Gotas - Leandro Solís
Era la única ventana que no tenía vidrio. Yo se lo había sacado sólo por maldad, pero resultó positivo. Era un día de lluvia y entraba por la ventana una enorme brisa refrescante. Pero todo, la brisa, mi humor, la profesora, mis compañeros, mi novia, mis amigos, mi casa, mi familia, el parque, los árboles, las plantas, el césped, las casas, las nubes, los truenos, todo, todo se condensaba en esa gota que caía una otra vez, aunque siempre era una gota diferente. Había un caño que atravesaba la ventana para sostener una rejilla que impedía que los estudiantes más traviesos se escaparan a fumar o a beber bebidas alcohólicas al parque. Este caño tenía una ligera depresión –con todas las sugestiones que esta palabra puede llegar a generar- en la región central y las gotas se iban congregando justo en este sitio y cayendo a medida que ya no se podían sostener por la cantidad que se juntaba.
Yo estaba sentado en mi pupitre, las piernas descansando en el suelo, la cartuchera y la carpeta sobre el banco, mi codo también sobre el banco y mi mentón reposando sobre mi mano, con mi mirada totalmente abstraída en esa gota efímera que parecía siempre la misma pero que se transformaba en otra cada cinco segundos o un poco más. La profesora seguramente estaba anotando cosas en su agenda o planeando las siguientes clases. La mayoría de mis compañeros se la pasaba charlando, jugando algún juego de esos que se jugaban en las clases aburridas, copiando alguna tarea, o incluso trabajando en lo que la profesora había consignado, y seguramente había algún que otro colgado como yo en asuntos existenciales.

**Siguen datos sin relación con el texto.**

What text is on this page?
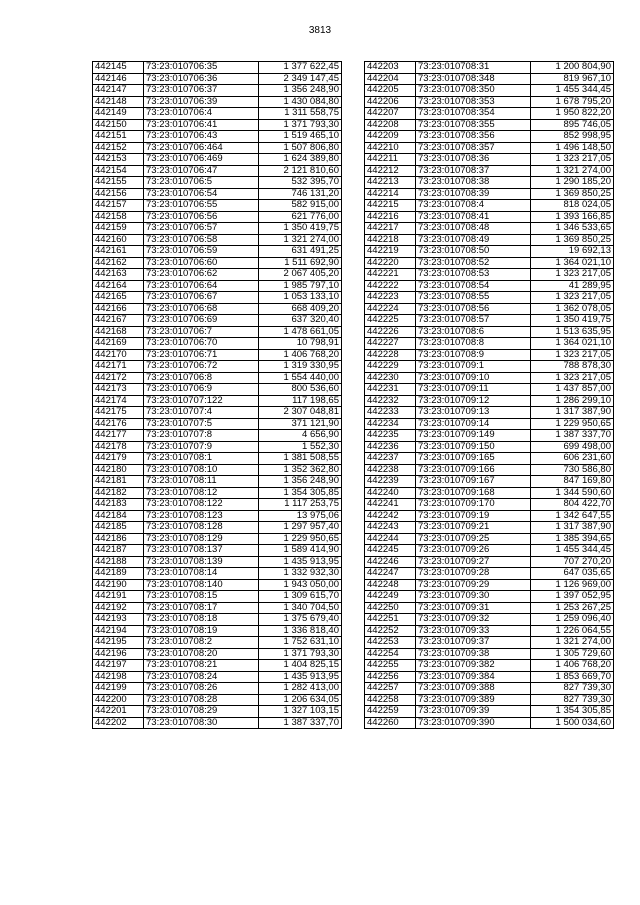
3813
442145	73:23:010706:35	1 377 622,45
442146	73:23:010706:36	2 349 147,45
442147	73:23:010706:37	1 356 248,90
442148	73:23:010706:39	1 430 084,80
442149	73:23:010706:4	1 311 558,75
442150	73:23:010706:41	1 371 793,30
442151	73:23:010706:43	1 519 465,10
442152	73:23:010706:464	1 507 806,80
442153	73:23:010706:469	1 624 389,80
442154	73:23:010706:47	2 121 810,60
442155	73:23:010706:5	532 395,70
442156	73:23:010706:54	746 131,20
442157	73:23:010706:55	582 915,00
442158	73:23:010706:56	621 776,00
442159	73:23:010706:57	1 350 419,75
442160	73:23:010706:58	1 321 274,00
442161	73:23:010706:59	631 491,25
442162	73:23:010706:60	1 511 692,90
442163	73:23:010706:62	2 067 405,20
442164	73:23:010706:64	1 985 797,10
442165	73:23:010706:67	1 053 133,10
442166	73:23:010706:68	668 409,20
442167	73:23:010706:69	637 320,40
442168	73:23:010706:7	1 478 661,05
442169	73:23:010706:70	10 798,91
442170	73:23:010706:71	1 406 768,20
442171	73:23:010706:72	1 319 330,95
442172	73:23:010706:8	1 554 440,00
442173	73:23:010706:9	800 536,60
442174	73:23:010707:122	117 198,65
442175	73:23:010707:4	2 307 048,81
442176	73:23:010707:5	371 121,90
442177	73:23:010707:8	4 656,90
442178	73:23:010707:9	1 552,30
442179	73:23:010708:1	1 381 508,55
442180	73:23:010708:10	1 352 362,80
442181	73:23:010708:11	1 356 248,90
442182	73:23:010708:12	1 354 305,85
442183	73:23:010708:122	1 117 253,75
442184	73:23:010708:123	13 975,06
442185	73:23:010708:128	1 297 957,40
442186	73:23:010708:129	1 229 950,65
442187	73:23:010708:137	1 589 414,90
442188	73:23:010708:139	1 435 913,95
442189	73:23:010708:14	1 332 932,30
442190	73:23:010708:140	1 943 050,00
442191	73:23:010708:15	1 309 615,70
442192	73:23:010708:17	1 340 704,50
442193	73:23:010708:18	1 375 679,40
442194	73:23:010708:19	1 336 818,40
442195	73:23:010708:2	1 752 631,10
442196	73:23:010708:20	1 371 793,30
442197	73:23:010708:21	1 404 825,15
442198	73:23:010708:24	1 435 913,95
442199	73:23:010708:26	1 282 413,00
442200	73:23:010708:28	1 206 634,05
442201	73:23:010708:29	1 327 103,15
442202	73:23:010708:30	1 387 337,70
442203	73:23:010708:31	1 200 804,90
442204	73:23:010708:348	819 967,10
442205	73:23:010708:350	1 455 344,45
442206	73:23:010708:353	1 678 795,20
442207	73:23:010708:354	1 950 822,20
442208	73:23:010708:355	895 746,05
442209	73:23:010708:356	852 998,95
442210	73:23:010708:357	1 496 148,50
442211	73:23:010708:36	1 323 217,05
442212	73:23:010708:37	1 321 274,00
442213	73:23:010708:38	1 290 185,20
442214	73:23:010708:39	1 369 850,25
442215	73:23:010708:4	818 024,05
442216	73:23:010708:41	1 393 166,85
442217	73:23:010708:48	1 346 533,65
442218	73:23:010708:49	1 369 850,25
442219	73:23:010708:50	19 692,13
442220	73:23:010708:52	1 364 021,10
442221	73:23:010708:53	1 323 217,05
442222	73:23:010708:54	41 289,95
442223	73:23:010708:55	1 323 217,05
442224	73:23:010708:56	1 362 078,05
442225	73:23:010708:57	1 350 419,75
442226	73:23:010708:6	1 513 635,95
442227	73:23:010708:8	1 364 021,10
442228	73:23:010708:9	1 323 217,05
442229	73:23:010709:1	788 878,30
442230	73:23:010709:10	1 323 217,05
442231	73:23:010709:11	1 437 857,00
442232	73:23:010709:12	1 286 299,10
442233	73:23:010709:13	1 317 387,90
442234	73:23:010709:14	1 229 950,65
442235	73:23:010709:149	1 387 337,70
442236	73:23:010709:150	699 498,00
442237	73:23:010709:165	606 231,60
442238	73:23:010709:166	730 586,80
442239	73:23:010709:167	847 169,80
442240	73:23:010709:168	1 344 590,60
442241	73:23:010709:170	804 422,70
442242	73:23:010709:19	1 342 647,55
442243	73:23:010709:21	1 317 387,90
442244	73:23:010709:25	1 385 394,65
442245	73:23:010709:26	1 455 344,45
442246	73:23:010709:27	707 270,20
442247	73:23:010709:28	647 035,65
442248	73:23:010709:29	1 126 969,00
442249	73:23:010709:30	1 397 052,95
442250	73:23:010709:31	1 253 267,25
442251	73:23:010709:32	1 259 096,40
442252	73:23:010709:33	1 226 064,55
442253	73:23:010709:37	1 321 274,00
442254	73:23:010709:38	1 305 729,60
442255	73:23:010709:382	1 406 768,20
442256	73:23:010709:384	1 853 669,70
442257	73:23:010709:388	827 739,30
442258	73:23:010709:389	827 739,30
442259	73:23:010709:39	1 354 305,85
442260	73:23:010709:390	1 500 034,60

Mi mirada se había perdido en esa gota fugaz. No me interesaba otra cosa. Lo único que quería era tomarme una cerveza con mis amigos, hacerle el amor a mi novia, ver una película, comer algo rico en la calidez de mi hogar, fumarme un cigarrillo de marihuana. Y todo eso estaba concentrado en esa gota. No necesitaba irme a ningún lado, no sentía ansiedad, no tenía la necesidad de salir y ejercer todas esas acciones, todas estaban ahí, en esa gota. Y yo las disfrutaba desde donde estaba sentado. El olor a lluvia, la brisa fresca, el murmullo de mis compañeros, mi pupitre incómodo, la ventana sin vidrio porque yo se lo había quitado por pura maldad, los árboles que se movían con el viento, las miles de gotas que caían sin cesar detrás de aquella gota que contenía todo lo que yo quería. Todo lo podía disfrutar sólo en la contemplación de aquella gota cambiante. Podía sentir el placer de una cerveza, de un porro, de una mujer, de una comida, de todo, todo en esa gota.
No sé qué pasó después. Ni tampoco sé qué pasó antes. No recuerdo qué año fue, ni el mes, ni la hora, ni mucho menos la clase. No me acuerdo si siguió lloviendo, ni si después hice alguna de esas cosas que tenía en la cabeza. No tengo ni siquiera la menor idea de por qué me acuerdo de eso. Lo único que me acuerdo es que esas cosas eran el placer para mí en aquel tiempo de mi vida, y que en un momento de contemplación y despreocupación pude disfrutar del placer de todas ellas juntas, sin pensar en lo que estaba haciendo ni en lo que iba a hacer después.